Those fields are part of WooCommerce and you cannot use ACF to edit them without adding code.
For example, you can create ACF fields for your front end form that mimic WC fields and then use an acf/save_post action to get the values submitted and update the WC fields.
In this example the WC price field is saved with the meta key of “_regular_price”. Please not that this is only an example, not all WC products will have this field and any updating will depend on how WC stores the data.
// simple example
add_action('acf/save_post', 'my_update_wc_fields');
function my_update_wc_fields($post_id) {
if (get_post_type($post_id) != 'product') {
// not a WC product
return;
}
$price = get_field('my_price_field', $post_id);
if (!empty($price) {
update_post_meta($post_id, '_regular_price', $price);
}
}
In some cases it might be possible to skip the action function and just name your field the same as the WC field.
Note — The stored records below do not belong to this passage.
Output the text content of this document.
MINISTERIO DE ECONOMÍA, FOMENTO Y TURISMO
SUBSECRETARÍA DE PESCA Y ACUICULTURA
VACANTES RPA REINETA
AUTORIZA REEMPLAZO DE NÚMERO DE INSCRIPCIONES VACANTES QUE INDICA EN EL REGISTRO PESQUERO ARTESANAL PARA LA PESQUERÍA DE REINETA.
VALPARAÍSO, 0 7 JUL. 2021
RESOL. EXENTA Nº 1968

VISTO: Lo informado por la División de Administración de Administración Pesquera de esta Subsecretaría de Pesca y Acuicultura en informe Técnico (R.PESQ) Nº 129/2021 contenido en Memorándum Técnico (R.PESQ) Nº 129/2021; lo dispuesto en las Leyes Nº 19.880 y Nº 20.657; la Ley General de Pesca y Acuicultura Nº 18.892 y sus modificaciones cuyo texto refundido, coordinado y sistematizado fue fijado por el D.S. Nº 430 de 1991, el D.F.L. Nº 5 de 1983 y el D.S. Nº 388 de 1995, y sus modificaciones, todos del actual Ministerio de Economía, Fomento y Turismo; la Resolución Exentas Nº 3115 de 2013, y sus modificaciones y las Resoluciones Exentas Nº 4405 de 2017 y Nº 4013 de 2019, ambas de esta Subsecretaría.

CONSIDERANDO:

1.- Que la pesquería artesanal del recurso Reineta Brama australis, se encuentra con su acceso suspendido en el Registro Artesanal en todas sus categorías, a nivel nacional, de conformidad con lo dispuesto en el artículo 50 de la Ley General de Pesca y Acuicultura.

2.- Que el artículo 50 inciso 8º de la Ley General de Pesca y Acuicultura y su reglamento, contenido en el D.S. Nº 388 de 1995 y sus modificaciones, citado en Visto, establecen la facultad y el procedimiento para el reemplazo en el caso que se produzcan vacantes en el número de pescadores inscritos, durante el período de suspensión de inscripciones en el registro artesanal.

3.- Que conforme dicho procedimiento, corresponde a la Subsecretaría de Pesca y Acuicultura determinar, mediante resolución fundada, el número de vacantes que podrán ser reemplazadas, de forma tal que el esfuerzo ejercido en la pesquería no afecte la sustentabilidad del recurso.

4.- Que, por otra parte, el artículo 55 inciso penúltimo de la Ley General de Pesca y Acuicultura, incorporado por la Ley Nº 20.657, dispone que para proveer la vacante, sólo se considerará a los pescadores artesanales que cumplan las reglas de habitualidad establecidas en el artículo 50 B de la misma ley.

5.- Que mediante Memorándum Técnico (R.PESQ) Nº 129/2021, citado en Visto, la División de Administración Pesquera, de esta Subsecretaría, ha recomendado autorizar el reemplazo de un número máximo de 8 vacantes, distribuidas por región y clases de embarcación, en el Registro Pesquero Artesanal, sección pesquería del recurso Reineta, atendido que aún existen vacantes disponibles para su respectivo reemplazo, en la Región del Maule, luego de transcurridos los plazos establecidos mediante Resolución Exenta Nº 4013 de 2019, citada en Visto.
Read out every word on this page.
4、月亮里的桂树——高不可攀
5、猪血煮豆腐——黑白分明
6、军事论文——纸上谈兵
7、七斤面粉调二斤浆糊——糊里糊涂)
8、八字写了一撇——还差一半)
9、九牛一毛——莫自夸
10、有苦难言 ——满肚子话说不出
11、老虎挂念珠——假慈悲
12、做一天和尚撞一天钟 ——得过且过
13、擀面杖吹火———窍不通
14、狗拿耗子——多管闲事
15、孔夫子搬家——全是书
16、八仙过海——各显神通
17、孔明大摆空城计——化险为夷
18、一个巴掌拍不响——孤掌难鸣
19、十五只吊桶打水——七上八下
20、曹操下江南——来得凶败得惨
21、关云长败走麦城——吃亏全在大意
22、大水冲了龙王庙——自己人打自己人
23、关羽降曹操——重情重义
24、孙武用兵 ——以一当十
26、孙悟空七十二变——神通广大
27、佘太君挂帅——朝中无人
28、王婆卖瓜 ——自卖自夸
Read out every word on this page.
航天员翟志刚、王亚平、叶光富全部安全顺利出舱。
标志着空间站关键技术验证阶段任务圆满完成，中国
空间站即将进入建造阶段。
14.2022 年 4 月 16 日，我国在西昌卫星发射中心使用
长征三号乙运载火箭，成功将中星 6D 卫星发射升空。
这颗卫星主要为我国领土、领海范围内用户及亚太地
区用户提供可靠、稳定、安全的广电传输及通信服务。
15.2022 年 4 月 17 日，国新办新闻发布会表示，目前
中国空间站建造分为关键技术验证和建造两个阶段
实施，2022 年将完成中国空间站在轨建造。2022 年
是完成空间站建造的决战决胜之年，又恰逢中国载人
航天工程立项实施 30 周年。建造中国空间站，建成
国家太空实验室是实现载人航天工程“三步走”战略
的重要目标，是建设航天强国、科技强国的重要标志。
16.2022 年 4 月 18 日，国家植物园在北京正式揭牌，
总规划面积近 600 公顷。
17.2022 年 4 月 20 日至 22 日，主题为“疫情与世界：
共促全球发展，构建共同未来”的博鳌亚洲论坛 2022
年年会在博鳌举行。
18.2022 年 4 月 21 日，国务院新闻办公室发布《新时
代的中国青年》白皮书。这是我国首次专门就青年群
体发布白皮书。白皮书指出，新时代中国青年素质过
For example you can name an ACF field “_regular_price” as long as the data stored in your ACF field matches the database storage used for WC. In this example an ACF number field would likely work.
It is important in both of the above examples that your field is only used on the front end form and does not appear in the admin when editing because this will cause conflicts with WC.
As I stressed above, this is only a simple example, I don’t know everything about WC or how all of the fields are stored or how they might changed based on other WC product settings.